I am working on the MESA actigraphy data. And I found that the average sleep onset latency in the summarised dataset is around 5 min, which is much shorter than the average SOL reported for this age range (~15 min). I read the MESA actigraphy scoring manual, and I think the short SOL may be related to how scorers defined bedtime when cleaning actigraphy data.
Do you guys know who on the MESA team I should contact and ask about their bedtime definition?
Good question - sleep onset latency is difficult to discern from actigraphy alone. The reason it is ~5 minutes in MESA actigraphy data is because the Actiware scoring software used a sleep onset detection method of "5 minutes of immobile time". Scorers generally set bedtime (i.e., the start of an Actiware REST interval) around the time the activity signal diminished, which typically corresponded to what ActiWare considers "immobile time" (activity counts < 2 at 30-second epochs).
We don't have any additional information to provide beyond what is available on NSRR.
Another approach to consider is to recompute onset latency from the epoch-by-epoch data using different criteria.
Thank you very your quick response! I am a little confused by the actiware onset detection of "5 minutes of immobile time". For example, if there is 5 minutes of immobile time from the start of REST interval, then the SOL is 0 min?

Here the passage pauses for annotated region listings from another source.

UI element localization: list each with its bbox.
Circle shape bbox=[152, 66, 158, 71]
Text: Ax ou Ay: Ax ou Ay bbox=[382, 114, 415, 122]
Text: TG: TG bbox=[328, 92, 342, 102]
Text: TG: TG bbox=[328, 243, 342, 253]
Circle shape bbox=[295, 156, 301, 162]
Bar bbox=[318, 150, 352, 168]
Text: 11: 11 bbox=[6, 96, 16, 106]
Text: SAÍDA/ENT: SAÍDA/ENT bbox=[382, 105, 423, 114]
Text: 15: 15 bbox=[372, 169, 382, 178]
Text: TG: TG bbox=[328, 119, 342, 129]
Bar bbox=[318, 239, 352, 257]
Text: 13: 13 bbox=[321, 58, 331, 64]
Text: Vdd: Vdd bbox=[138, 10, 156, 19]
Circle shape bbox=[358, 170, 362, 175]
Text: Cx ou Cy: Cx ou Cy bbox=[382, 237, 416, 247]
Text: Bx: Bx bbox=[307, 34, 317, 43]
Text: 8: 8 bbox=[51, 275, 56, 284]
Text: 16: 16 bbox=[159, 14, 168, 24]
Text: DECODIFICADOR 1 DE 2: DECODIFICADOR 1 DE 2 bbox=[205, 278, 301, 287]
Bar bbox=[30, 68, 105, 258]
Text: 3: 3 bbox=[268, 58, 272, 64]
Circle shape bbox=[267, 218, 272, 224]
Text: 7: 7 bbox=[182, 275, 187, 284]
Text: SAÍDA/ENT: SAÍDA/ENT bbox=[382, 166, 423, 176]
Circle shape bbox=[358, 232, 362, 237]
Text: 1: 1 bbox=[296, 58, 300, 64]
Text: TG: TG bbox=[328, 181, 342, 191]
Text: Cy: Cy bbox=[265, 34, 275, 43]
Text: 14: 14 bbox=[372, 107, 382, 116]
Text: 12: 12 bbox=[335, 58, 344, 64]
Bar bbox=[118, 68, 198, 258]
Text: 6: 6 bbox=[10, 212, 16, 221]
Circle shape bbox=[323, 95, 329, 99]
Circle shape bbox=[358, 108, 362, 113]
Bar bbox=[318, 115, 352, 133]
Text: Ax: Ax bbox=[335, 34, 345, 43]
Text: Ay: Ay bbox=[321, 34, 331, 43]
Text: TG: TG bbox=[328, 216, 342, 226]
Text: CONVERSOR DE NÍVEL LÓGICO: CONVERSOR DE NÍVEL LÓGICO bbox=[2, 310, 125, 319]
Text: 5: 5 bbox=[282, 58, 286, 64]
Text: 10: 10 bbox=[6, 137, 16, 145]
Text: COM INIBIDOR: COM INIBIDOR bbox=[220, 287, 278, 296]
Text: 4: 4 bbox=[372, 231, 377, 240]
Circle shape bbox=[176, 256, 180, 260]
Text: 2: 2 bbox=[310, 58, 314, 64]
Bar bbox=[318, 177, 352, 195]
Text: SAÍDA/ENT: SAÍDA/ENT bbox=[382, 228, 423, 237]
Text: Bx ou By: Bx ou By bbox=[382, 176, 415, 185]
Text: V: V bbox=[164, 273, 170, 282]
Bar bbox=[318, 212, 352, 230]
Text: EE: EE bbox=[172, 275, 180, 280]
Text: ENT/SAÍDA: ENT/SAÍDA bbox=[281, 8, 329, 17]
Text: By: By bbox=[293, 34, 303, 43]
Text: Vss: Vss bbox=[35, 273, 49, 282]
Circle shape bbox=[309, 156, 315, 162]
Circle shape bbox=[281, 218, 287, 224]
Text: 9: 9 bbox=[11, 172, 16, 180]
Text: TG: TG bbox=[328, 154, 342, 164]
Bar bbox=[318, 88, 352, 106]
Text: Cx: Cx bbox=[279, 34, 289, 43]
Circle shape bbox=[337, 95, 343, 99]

I am confused because the mean is actually less than 5 min (4.8 min), and there are subjects with 0 min SOL.
Thanks, you're right, I should have clarified further. The "immobile time" counting is done on a continuous basis by the Actiware software, so if there were 5 minutes of immobile time before the beginning of a REST interval this can result in a value of 0 minutes of sleep latency.
I think the point I was trying to get at is that sleep latency in actigraphy was most commonly in the 0-10 minute range because the scoring rules called for REST intervals to be set approximately around the time activity counts started to decrease (in other words, around the time the subject started becoming more immobile than mobile). People are typically lying still when they start to try and fall asleep, yet (of course) the actigraphy device can't tell when the person truly transitions from wake to sleep.
The scorers did reference self-reported sleep diaries in the setting of REST intervals, however this was just one input used (others being: activity count levels; light levels; event markers). Perhaps if the sleep diary alone was used in the setting of REST intervals we might get "truer" estimates of sleep onset latency. For instance, a subject reports they got in bed and tried to sleep at 10 p.m., yet the actigraphy device still shows sporadic movement until 10:30 p.m., when the subject triggered the "5 minutes of immobile time" for sleep onset, thus giving ~30 minutes of sleep onset latency for that night.
Bottom line: sleep latency and actigraphy is very tricky!
Any chance that we can get sleep diary data from MESA? or should I contact the MESA center? We are looking at different "bedtime" definitions, and would like to use MESA data as an example.
Unfortunately, the MESA (Exam 5) sleep journals were never entered electronically. ☹️
They were filled out on paper and scanned to PDF at the field sites. The actigraphy scorer kept the PDF open for review while scoring.